Based on the competitive adsorption of CH4 and CO2, molecular dynamics (MD) and Grand Canonical Monte Carlo (GCMC) are used to study the mechanism of increasing shale gas recovery by carbon dioxide injection. The influence of different factors on the diffusion capacity of CH4 in unrestricted space and restricted space is analyzed, and the diffusion capacities of CH4 and CO2 in shale nanopores are compared. Under different conditions, the difference in the sorption amount and sorption heat of CH4 and CO2 is studied, and the displacement simulation of CH4 and CO2 is conducted.
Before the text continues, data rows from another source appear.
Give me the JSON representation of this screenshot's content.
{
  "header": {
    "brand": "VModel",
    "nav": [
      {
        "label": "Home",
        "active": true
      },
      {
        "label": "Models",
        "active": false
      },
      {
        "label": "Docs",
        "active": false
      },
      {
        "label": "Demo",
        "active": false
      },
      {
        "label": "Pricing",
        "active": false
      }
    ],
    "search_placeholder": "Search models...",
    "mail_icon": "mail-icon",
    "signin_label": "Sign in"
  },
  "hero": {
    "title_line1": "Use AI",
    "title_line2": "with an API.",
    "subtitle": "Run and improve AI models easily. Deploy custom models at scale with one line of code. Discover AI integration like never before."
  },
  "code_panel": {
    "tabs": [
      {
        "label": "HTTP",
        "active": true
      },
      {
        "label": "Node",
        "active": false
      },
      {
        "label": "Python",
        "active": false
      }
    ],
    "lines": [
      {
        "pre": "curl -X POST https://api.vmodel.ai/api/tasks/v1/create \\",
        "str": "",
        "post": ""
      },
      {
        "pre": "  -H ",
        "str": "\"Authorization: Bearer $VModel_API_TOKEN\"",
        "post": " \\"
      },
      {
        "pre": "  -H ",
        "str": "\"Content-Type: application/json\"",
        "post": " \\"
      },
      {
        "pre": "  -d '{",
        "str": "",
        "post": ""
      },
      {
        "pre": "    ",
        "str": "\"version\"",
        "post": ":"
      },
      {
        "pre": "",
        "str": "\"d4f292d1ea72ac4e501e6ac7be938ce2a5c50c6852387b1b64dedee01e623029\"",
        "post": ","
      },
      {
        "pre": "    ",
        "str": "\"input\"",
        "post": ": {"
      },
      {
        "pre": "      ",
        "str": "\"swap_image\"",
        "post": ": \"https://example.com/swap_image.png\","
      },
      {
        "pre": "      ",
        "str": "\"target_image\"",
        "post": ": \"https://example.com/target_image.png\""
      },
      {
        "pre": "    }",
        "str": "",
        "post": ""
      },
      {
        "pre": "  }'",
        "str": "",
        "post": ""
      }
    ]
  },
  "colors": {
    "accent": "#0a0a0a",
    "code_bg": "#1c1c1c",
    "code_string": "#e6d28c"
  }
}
The obtained results show that the diffusion capacity of CH4 in restricted space is much smaller than that in unrestricted space, and the difference between them is related to temperature, pressure, and pore size. When pressure exceeds 10 MPa, the difference gradually decreases. The diffusion capacity of CO2 is weaker than that of CH4 under the same conditions, which contributes to the retention of CO2. There is a competitive sorption relationship between CH4 and CO2. The sorption amount and sorption heat of CH4 and CO2 are affected by the combination of pressure, temperature, density ratio, pore size, and mineral type. The adsorption capacity of CO2 is much higher than that of CH4. When sorption conditions are more favorable, the adsorption difference between CH4 and CO2 will become larger. In shale nanopores, CO2 can replace CH4 that is adsorbed on the pore surface to improve shale gas recovery.